這女子是中毒,而且中的不是一般的毒。

他們將徑直將她抬進賀老怪的房間。

“唉,那是賀老怪的房間——”酒兒要上前阻止,被青山給攔了下來。

酒兒生氣地看他們一眼,轉身朝外走去,又被青山攔住。

青山:“酒兒姑娘還是一起在這等吧。”

酒兒惱火的回頭看陸槿一眼,他正淡然的喝著茶看都沒看她一眼。

酒兒抿了抿唇,一屁股坐在門檻上,等就等,誰怕誰。

可是這一等就等到了天黑。

晚飯時分,陸槿的人毫不客氣的把藥廬當自己家,安排了飯菜,端到房中給陸槿。

酒兒趕了幾天的路,本就沒吃飽,現在又餓了一天,她回頭看看了看桌上的菜,捂著肚子,咽了咽口水。

陸槿卻看都不看她一眼,泰然自得的拿起筷子開始吃飯。

而青山真的就像一座大山一樣,巋然不動的站在她身邊,不讓她挪動一分,連站起身都不讓,隻要她稍有一點動靜,他的劍柄就會抵上她的肩膀,把她壓下去。

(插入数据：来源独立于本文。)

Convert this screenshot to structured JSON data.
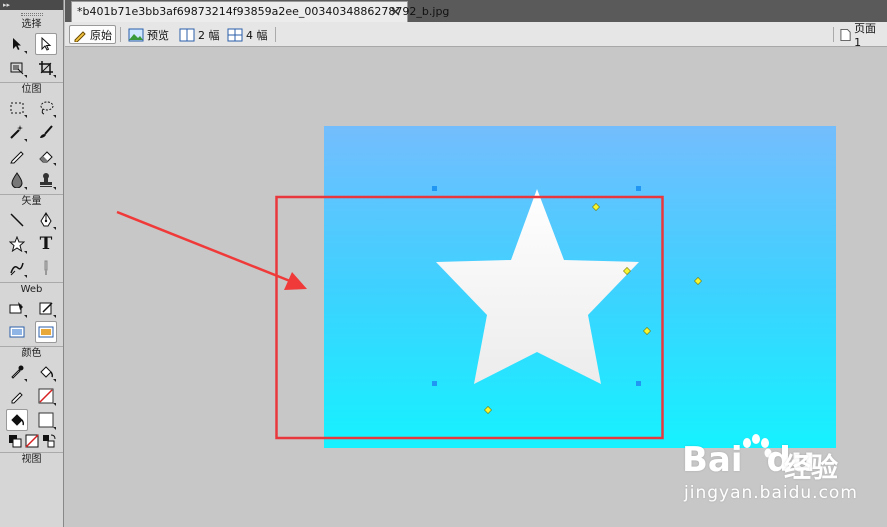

酒兒坐的腳麻手麻,肚子又餓,越想越氣,抬頭瞪了一眼青山,也是身上攜帶的毒藥用完了,要不然都將他們放倒。

陸槿好似能看懂她的心思,突然抬眸看她一眼,酒兒趕緊心虛的垂下頭。

一直到深夜,酒兒睡著了又餓醒,醒來後還是那樣,陸槿端坐在屋內,青山巋然不動的立在一旁。

她要被他們氣哭了,他們找賀老怪就找賀老怪,為難她做什麽,不給她飯吃,不給她水喝,連茅房也不讓她去,真是太欺負人了。

一氣就什麽也顧不了,她抹了抹眼角,回頭委屈的看向陸槿,想質問他,但張了張嘴終究還是沒有出口,隻是紅著眼尾。

陸槿越過昏黃的燭光看過去,神情微怔,熟悉的感覺再次襲來。

她跟唐筱微確實相像,以至那日在輕風閣見到她時自己也嚇了一跳,可相處下來,他又看出她們的區別。

他們整體的五官相似,乍看之下是她們很像,不熟悉的人甚至會把錯把她們當成同一人,但熟悉後就會發現其中的差異還是很大。

可此時在夜晚昏暗的燈下,從這個角度看,又是那麽的像,特別是剛才那副神情,讓他想起新婚那夜身下之人委屈的模樣。

陸槿心口一軟,竟然想要鬆口。

他握著茶盞的手緊了緊。

而在酒兒眼裏,陸槿卻是一副鐵石心腸的樣子,緊抿著唇,神情冷漠,她氣得掉出一顆眼淚,趕緊轉過臉抹掉。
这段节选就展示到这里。